Para terminar, uma artista bem recomendada pelo J-Station, a jovem Mai Kuraki (vídeo aqui, site aqui e blog aqui), que também cancelou turnês para arregaçar as mangas e ajudar seu povo. Menina linda, não?

5 comentários:

Ursula disse...

Oi Nanael, ainda não havia lido nada à respeito da tragédia do Japão. Gostei muito do que tu escreveu. É tudo muito verdadeiro. Beijo.

H.M disse...

:)... obrigada por ter escrito tudo isso, apesar da tristeza, gostei demais, na verdade, eu nem procuro saber detalhes do que anda acontecendo pelo Japão, já percebi o quanto me faz mal saber...
Obrigada mesmo assim,
Abraços, Amanda

Nanael Soubaim disse...

Trabalhei por horas para concluir este artigo. Busquei as fontes mais confiáveis e os meios de divulgação mais eficientes para vocês não ficarem reféns de notícias deturpadas.

Denise disse...

Se puder, ajude você também, please:

http://rosanadevolta.blogspot.com/

Rosana é mãe como eu, mas de 5, a mais nova da prole tem um mês. Está no Japão e quer voltar ao Brasil. Agora, porque a situação financeira não vai bem e a perspectiva é de que piore. Isso sem contar a falta de comida e a possibilidade de contaminação, pela água inclusive.

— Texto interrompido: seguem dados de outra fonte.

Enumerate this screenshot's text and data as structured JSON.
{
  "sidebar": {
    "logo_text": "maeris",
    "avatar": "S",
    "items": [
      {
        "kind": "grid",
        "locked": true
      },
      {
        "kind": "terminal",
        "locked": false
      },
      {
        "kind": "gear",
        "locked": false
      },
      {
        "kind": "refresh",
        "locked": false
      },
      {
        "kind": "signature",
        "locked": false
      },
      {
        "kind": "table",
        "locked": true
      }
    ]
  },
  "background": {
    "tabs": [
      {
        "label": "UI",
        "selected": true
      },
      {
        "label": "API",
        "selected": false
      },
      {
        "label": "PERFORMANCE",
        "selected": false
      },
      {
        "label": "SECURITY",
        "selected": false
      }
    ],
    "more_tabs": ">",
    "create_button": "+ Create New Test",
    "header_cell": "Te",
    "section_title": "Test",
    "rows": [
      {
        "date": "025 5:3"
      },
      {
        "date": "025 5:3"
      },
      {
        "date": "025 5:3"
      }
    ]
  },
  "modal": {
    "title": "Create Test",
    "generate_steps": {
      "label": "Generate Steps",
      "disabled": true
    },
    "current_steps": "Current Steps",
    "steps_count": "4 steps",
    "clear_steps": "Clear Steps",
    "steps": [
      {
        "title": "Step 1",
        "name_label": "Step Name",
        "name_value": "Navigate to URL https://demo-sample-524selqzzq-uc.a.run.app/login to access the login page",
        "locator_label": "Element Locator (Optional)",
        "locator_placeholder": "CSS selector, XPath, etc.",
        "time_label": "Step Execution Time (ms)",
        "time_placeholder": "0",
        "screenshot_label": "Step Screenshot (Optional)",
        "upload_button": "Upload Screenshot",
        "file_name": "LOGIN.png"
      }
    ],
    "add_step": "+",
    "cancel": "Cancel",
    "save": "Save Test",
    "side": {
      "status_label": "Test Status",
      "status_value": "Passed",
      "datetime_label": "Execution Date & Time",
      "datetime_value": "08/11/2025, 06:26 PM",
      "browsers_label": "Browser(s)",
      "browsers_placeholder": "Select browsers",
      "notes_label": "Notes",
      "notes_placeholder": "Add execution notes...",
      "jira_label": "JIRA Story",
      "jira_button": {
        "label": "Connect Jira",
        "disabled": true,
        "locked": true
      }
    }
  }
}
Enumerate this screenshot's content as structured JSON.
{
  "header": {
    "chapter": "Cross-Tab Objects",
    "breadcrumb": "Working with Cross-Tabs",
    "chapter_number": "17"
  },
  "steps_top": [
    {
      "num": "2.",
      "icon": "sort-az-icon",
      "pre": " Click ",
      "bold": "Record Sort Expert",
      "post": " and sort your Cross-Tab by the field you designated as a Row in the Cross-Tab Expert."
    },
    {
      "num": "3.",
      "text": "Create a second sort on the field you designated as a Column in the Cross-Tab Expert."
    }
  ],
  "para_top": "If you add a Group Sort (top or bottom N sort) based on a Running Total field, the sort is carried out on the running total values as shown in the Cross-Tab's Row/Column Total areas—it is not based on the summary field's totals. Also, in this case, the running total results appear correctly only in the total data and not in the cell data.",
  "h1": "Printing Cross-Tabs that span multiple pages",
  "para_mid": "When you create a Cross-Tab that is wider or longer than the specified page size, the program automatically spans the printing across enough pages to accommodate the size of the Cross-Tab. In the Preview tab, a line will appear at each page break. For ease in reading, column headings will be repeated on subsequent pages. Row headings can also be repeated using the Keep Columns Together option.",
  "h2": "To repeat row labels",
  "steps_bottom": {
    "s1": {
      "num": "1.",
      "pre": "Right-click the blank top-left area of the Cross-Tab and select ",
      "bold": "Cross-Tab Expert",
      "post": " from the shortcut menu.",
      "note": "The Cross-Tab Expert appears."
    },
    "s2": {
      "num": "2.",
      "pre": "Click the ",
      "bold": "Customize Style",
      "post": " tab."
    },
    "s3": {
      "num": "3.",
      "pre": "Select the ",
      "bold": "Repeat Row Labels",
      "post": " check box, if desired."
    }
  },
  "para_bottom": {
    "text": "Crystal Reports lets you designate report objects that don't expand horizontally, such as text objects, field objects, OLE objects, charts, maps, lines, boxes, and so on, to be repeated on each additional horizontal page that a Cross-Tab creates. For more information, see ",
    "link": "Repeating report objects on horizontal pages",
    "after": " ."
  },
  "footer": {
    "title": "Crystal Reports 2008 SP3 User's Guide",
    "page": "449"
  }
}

Não a conheço pessoalmente, apenas da militância pró-parto. E ela é tão militante até a veia que a sua bebê mais nova nasceu em casa com ajuda apenas da natureza e do pai. E o parto foi transmitido ao vivo pela Internet.

Ah, diga à Grace Simpson para entrar em contato, se ela quiser! Tô filiz demais com a notícia!

Nanael Soubaim disse...

Ahá! Finalmente conheci a senhora fiofolete! No momento estou durango kid, ajudo assim que puder. Já disseminei as campanhas.